Selected Bibliography: 

Ayyash, Muhannad. “The Boycott, Divestment and Sanctions Campaign: Challenging the Unintelligibility of Palestinian Decolonial Resistance in Canada.” Journal of Palestine Studies (2025): 1–19.

CJPME. UN Dashboard: How Did Canada Vote? accessed 30 March 2025, https://www.cjpme.org/un_dashboard

Eayrs, James. “Canadian Policy and Opinion during the Suez Crisis.” International Journal 12, no.2 (1957): 97–108. https://doi.org/10.1177/002070205701200204.

Engler, Yves. Canada and Israel: Building Apartheid. Fernwood, 2010.

Heinbecker, Paul, and Bessma Momani, eds. Canada and the Middle East in Theory and Practice. Wilfrid Laurier University Press, 2007.

Ismael, Tareq Y., ed. Canada and the Arab World. University of Alberta Press, 1985.

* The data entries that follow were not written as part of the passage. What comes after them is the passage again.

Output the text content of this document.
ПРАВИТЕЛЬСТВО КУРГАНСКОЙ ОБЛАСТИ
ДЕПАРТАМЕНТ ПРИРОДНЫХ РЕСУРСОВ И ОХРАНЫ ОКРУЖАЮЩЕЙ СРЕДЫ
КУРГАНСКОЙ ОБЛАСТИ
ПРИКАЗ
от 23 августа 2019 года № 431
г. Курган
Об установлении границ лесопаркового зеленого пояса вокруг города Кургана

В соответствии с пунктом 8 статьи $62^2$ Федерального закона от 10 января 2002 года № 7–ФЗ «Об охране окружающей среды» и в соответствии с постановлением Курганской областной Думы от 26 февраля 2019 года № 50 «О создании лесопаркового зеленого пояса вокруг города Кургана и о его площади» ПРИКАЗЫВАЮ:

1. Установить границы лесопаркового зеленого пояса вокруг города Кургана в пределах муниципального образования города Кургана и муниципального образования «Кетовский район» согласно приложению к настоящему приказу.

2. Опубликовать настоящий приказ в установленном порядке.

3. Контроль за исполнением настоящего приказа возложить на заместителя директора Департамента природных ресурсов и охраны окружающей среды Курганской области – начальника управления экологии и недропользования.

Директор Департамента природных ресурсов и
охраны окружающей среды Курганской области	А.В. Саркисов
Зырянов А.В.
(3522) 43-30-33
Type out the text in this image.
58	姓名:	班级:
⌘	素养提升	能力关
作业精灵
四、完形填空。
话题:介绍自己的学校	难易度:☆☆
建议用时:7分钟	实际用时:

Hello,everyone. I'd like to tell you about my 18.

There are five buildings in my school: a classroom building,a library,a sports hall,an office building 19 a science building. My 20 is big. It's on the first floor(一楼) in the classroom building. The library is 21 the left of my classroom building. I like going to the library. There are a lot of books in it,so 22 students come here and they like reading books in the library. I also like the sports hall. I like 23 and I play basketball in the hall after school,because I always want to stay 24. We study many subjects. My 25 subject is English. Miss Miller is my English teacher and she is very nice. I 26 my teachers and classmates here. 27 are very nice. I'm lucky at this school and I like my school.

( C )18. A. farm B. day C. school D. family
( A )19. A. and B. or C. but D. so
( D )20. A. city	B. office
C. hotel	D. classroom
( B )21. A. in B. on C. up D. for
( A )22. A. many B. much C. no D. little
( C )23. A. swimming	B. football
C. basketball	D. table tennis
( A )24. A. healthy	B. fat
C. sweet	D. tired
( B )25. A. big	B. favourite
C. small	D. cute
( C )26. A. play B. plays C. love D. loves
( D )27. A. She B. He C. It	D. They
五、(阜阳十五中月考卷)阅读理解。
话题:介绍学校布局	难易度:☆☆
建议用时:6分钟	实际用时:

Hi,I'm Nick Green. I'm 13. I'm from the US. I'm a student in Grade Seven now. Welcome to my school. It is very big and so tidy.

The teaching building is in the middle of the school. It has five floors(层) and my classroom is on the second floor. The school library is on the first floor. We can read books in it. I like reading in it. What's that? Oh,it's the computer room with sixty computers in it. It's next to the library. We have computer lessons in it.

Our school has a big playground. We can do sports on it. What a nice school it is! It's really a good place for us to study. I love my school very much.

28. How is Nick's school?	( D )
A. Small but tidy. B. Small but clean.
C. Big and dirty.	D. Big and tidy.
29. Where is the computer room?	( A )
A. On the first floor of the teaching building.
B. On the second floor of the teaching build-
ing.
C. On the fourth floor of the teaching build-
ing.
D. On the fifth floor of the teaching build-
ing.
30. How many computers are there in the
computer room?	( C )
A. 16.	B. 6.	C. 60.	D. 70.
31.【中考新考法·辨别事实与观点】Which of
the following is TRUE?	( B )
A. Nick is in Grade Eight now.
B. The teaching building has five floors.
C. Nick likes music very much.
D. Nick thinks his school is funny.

Lukacs, Martin, Dania Majid, and Jason Toney, eds. When Genocide Wasn’t News: How Canadian Media Covered up the Destruction of Gaza. Breach Books, 2025.

Wildeman, Jeremy, and Emma Swan, eds. “Special Issue: What Lies Ahead? Canada’s Engagement with the Middle East Peace Process and the Palestinians.” Canadian Foreign Policy Journal 27, no.1 (2021).

Wildeman, Jeremy, and Mark Muhannad Ayyash, eds. Canada as a Settler Colony on the Question of Palestine. University of Alberta Press, 2023.

Wildeman, Jeremy. “Undermining the Democratic Process: The Canadian Government Suppression of Palestinian Development Aid Projects.” The Canadian Journal for Middle East Studies 2, no.1 (2017): 2033.

Wills, Emily Regan, Jeremy Wildeman, Michael Bueckert, and Nadia Abu-Zahra. Advocating for Palestine in Canada: Histories, Movements, Action. Fernwood, 2022.